Глядит плотоядно юноша на княжескую семью. На мальчика и ненавидит его за статус и мягкосердечие. На женщину и ненавидит её за то, что она опорочила живого Бога недостойным наследником.
– Посмотрите, – беззвучна просьба.
И князь действительно бросает на Суна взгляд, долгий, плотный, непроницаемый. Но различает юноша искаженное принятие собственной сути, которая скалится с садисткой любовью, выражая уже суть господскую. И оттого ликует нутро.
Сегодня не коснется Суна клинок соперника, ведь он чует и предвидит. Отдается с расчётливой страстью пляске смерти, пропуская её через себя. Рожденный для этой роли, одаренный свыше.
Сегодня пройдет Сун обряд без единой царапины. Предвосхищает удовольствие господина от созерцания яростной схватки, рассчитывает на похвалу.
Сегодня прольет кровь Сун. Меньше чем желал бы, но не принято во время обряда калечить и убивать соперников. А потому утекает молодой зверь из-под ударов старших товарищей. Непойманный, необузданный, покорный лишь своему идолу, которому вверил и тело, и сердце, и душу.
Заберите, сломайте, похороните в мутном серебре. То лучшая награда и единственная судьба, о которой мечтает юноша, зовущий себя Суном и не родившийся княжеским сыном.
Мертвая династия
– В краю тишины и безликой зимы
Стоит Древо Мира – опора земли.
Уходит вглубь оно корнями,
Подпирая свод ветвями,
И прекрасней нет медовой листвы,
Что пылает ярче костров звезды.
Вились Змеи могучи в купели сияющих крон,
Охраняли небес Град словно хрупкий бутон.
Правило Царство во благо спасенья,
Шествовал избранных гордый Народ.
Глас его мудрость воспел в облаках,
Истина смыслов таилась в делах.
Но превратно-жестока злодейка судьба,
Огнем страшным пожрав, крылья легки сожгла,
Великое Царство обратила во прах,
И теперь оно, сгинув, осталось во снах.[1]
Ногти-плектры скользят по струнам.
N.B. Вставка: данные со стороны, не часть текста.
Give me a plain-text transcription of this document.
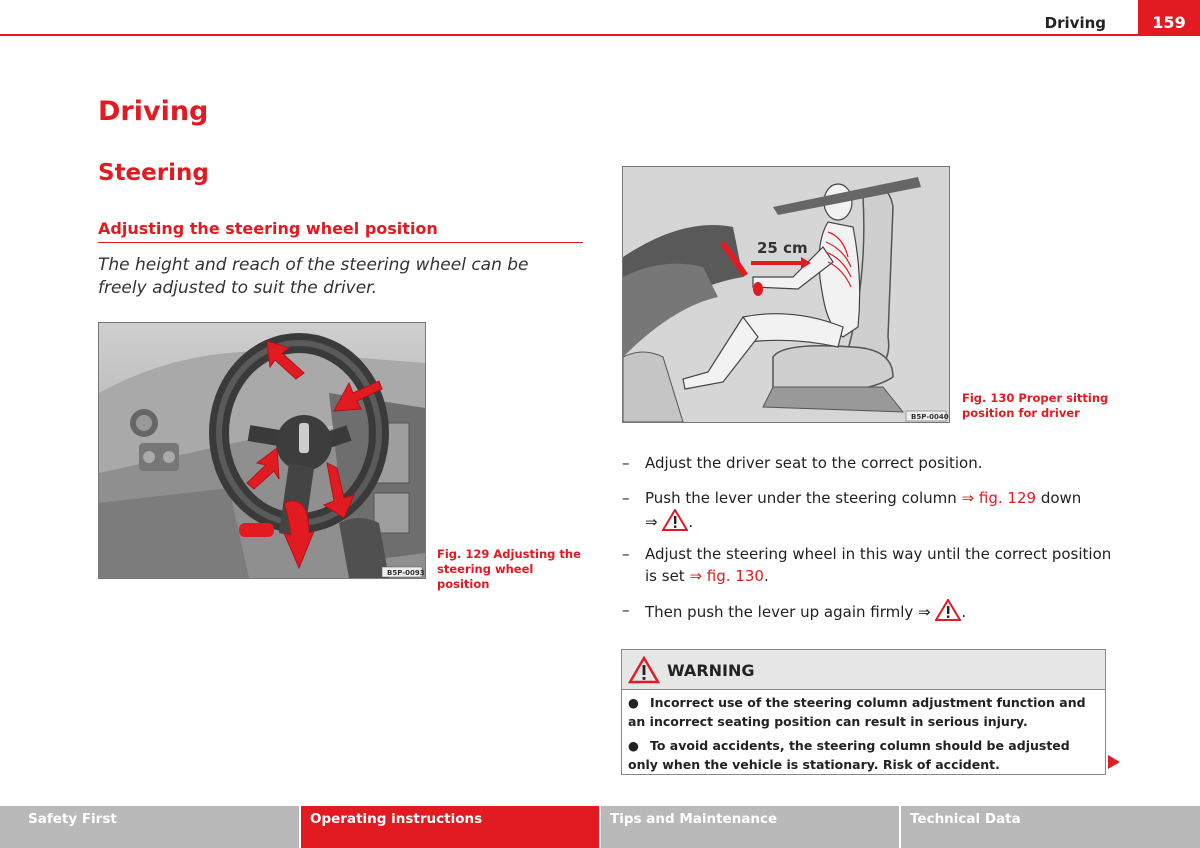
Driving	159
Driving
Steering
Adjusting the steering wheel position
The height and reach of the steering wheel can be freely adjusted to suit the driver.
B5P-0093
Fig. 129 Adjusting the steering wheel position
25 cm
B5P-0040
Fig. 130 Proper sitting position for driver
– Adjust the driver seat to the correct position.
– Push the lever under the steering column ⇒ fig. 129 down
⇒ .
– Adjust the steering wheel in this way until the correct position is set ⇒ fig. 130.
– Then push the lever up again firmly ⇒ .
WARNING
● Incorrect use of the steering column adjustment function and an incorrect seating position can result in serious injury.
● To avoid accidents, the steering column should be adjusted only when the vehicle is stationary. Risk of accident.
Safety First	Operating instructions	Tips and Maintenance	Technical Data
Делает жест прерваться император. Доска с сёги свидетельствует об его безоговорочной победе. Закончена очередная партия, призванная скрасить долгую беседу о государственных делах. Кланяется почтительно Правый министр, пришел час его ухода.
– Благодарю вас, ваше императорское величество. Для меня честь получить от вас новый урок. Обещаю стать умелей, чтобы вы могли дольше наслаждаться любимой игрой.
– Когда-нибудь вы меня обыграете, – усмехается отечески император. Ловит прищур Правого министра, который повторяет свой поклон.
– Ваше императорское величество, – произносит вкрадчиво. – Последнее, что я хотел бы обсудить. Сыну князя Иссу исполнилось шесть лет этой зимой. Не стоит ли двору что-нибудь предпринять?
– Нет, Правый министр, делать ничего не нужно.
– Однако не угроза ли то, что Цветок всё же пустил корни вне вашего сада?
– Нисколько, – улыбка сочится мягкостью, но в топазовых очах твердость. Не терпит возражения, ясно давая понять об окончании разговора. Добавляет для приличия. – Не тревожьтесь напрасно. А теперь прошу оставьте меня. Вечер сегодня выдался дивным, хочу насладиться им наедине с собой.